Jupp Heynckes hat den enormen Druck bei seiner Arbeit als Trainer von Bayern München betont. "Ich denke, dass der Trainer des FC Bayern nach der Bundeskanzlerin den schwersten Job in Deutschland hat", stellte der 67-Jährige der "tz".
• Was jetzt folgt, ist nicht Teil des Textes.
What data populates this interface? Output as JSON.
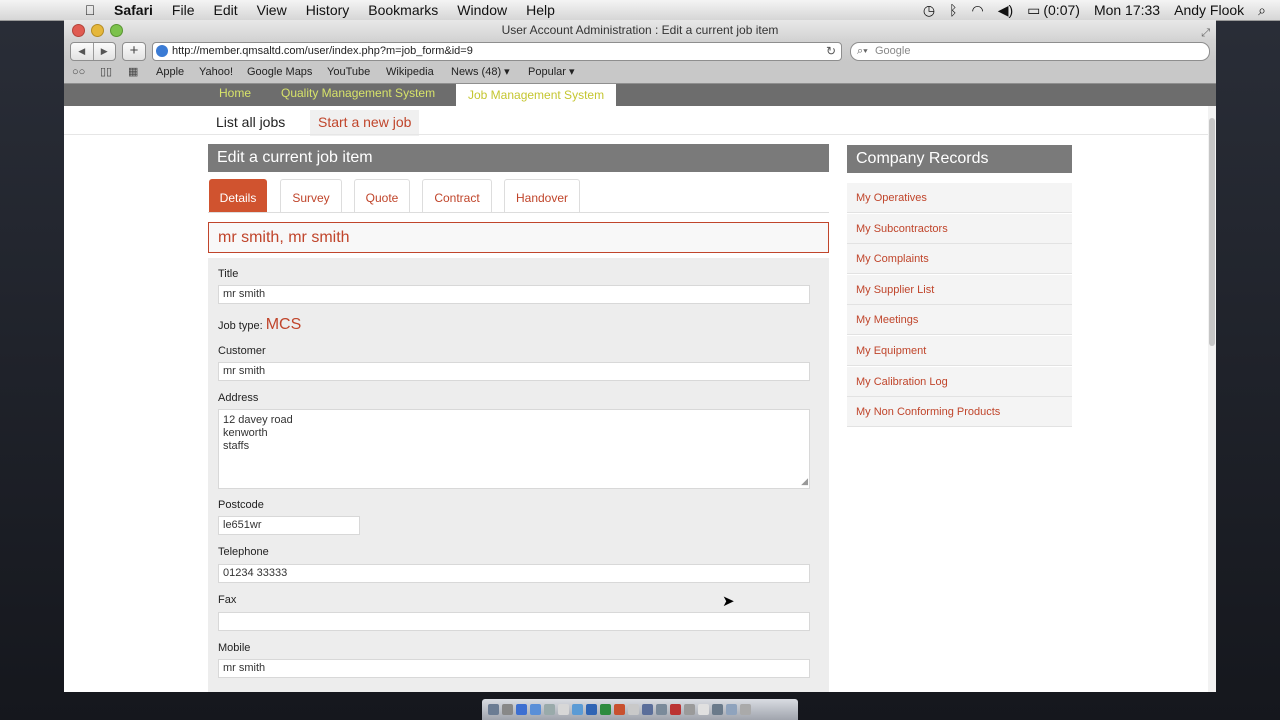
{
  "menubar": {
    "apple_icon": "",
    "app": "Safari",
    "items": [
      "File",
      "Edit",
      "View",
      "History",
      "Bookmarks",
      "Window",
      "Help"
    ],
    "battery": "(0:07)",
    "clock": "Mon 17:33",
    "user": "Andy Flook"
  },
  "window": {
    "title": "User Account Administration : Edit a current job item"
  },
  "toolbar": {
    "url": "http://member.qmsaltd.com/user/index.php?m=job_form&id=9",
    "search_placeholder": "Google"
  },
  "bookmarks": [
    "Apple",
    "Yahoo!",
    "Google Maps",
    "YouTube",
    "Wikipedia",
    "News (48) ▾",
    "Popular ▾"
  ],
  "sitenav": {
    "home": "Home",
    "qms": "Quality Management System",
    "jms": "Job Management System"
  },
  "subnav": {
    "list_jobs": "List all jobs",
    "new_job": "Start a new job"
  },
  "main": {
    "heading": "Edit a current job item",
    "tabs": [
      "Details",
      "Survey",
      "Quote",
      "Contract",
      "Handover"
    ],
    "active_tab": "Details",
    "customer_banner": "mr smith, mr smith"
  },
  "form": {
    "title_label": "Title",
    "title_value": "mr smith",
    "job_type_label": "Job type:",
    "job_type_value": "MCS",
    "customer_label": "Customer",
    "customer_value": "mr smith",
    "address_label": "Address",
    "address_lines": [
      "12 davey road",
      "kenworth",
      "staffs"
    ],
    "postcode_label": "Postcode",
    "postcode_value": "le651wr",
    "telephone_label": "Telephone",
    "telephone_value": "01234 33333",
    "fax_label": "Fax",
    "fax_value": "",
    "mobile_label": "Mobile",
    "mobile_value": "mr smith"
  },
  "sidebar": {
    "heading": "Company Records",
    "items": [
      "My Operatives",
      "My Subcontractors",
      "My Complaints",
      "My Supplier List",
      "My Meetings",
      "My Equipment",
      "My Calibration Log",
      "My Non Conforming Products"
    ]
  },
  "colors": {
    "accent": "#c0452b",
    "active_tab": "#d0532f",
    "nav_bar": "#6d6d6d",
    "nav_link": "#d7e36a",
    "panel_head": "#7a7a7a"
  }
}
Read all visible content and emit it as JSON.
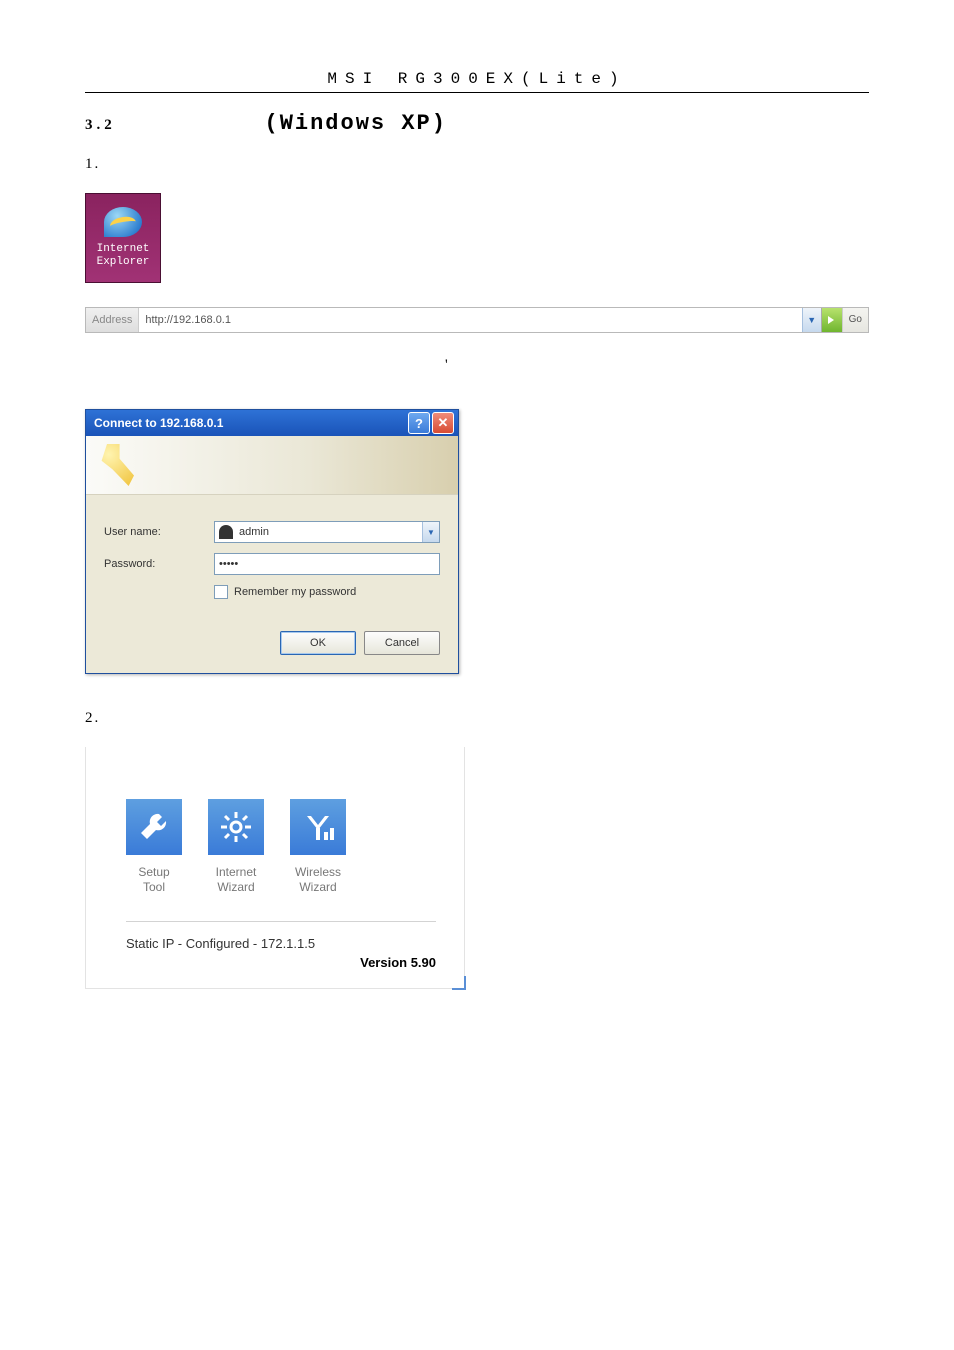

"Hier herrscht absolutes Erfolgsdenken, es gibt immer Aufs und Abs, man muss immer hellwach sein. In einem Spitzenklub können Sie heute keinen Fußball mehr genießen", gestand Heynckes ein: "Das können unsere Fans, aber ein Trainer oder unser Vorstandsvorsitzender? Nein, du kannst dir nie sicher sein, ob du erfolgreich bist."

Zudem verriet der Bayern-Trainer, dass er vor seinem Wechsel zu Real Madrid sogar vom FC Barcelona umworben wurde.

Als er CD Teneriffa 1995/1996 von den Abstiegsrängen den UEFA-Cup führte, sei "Barcelona hellhörig geworden, ich hatte ein Angebot vorliegen", erzählte Heynckes: "Der Schatzmeister war bei mir in der Wohnung und hatte einen Zweijahresvertrag dabei, mit einem großen Investitionsvolumen. Gleichzeitig hatte ich den Vizepräsidenten am Telefon."

Weil er bei Teneriffa noch Vertrag hatte, habe er jedoch abgesagt. Erst 1997 wechselte der vertragsfreie Heynckes zu Real Madrid und gewann mit den "Königlichen" 1998 direkt die Champions League.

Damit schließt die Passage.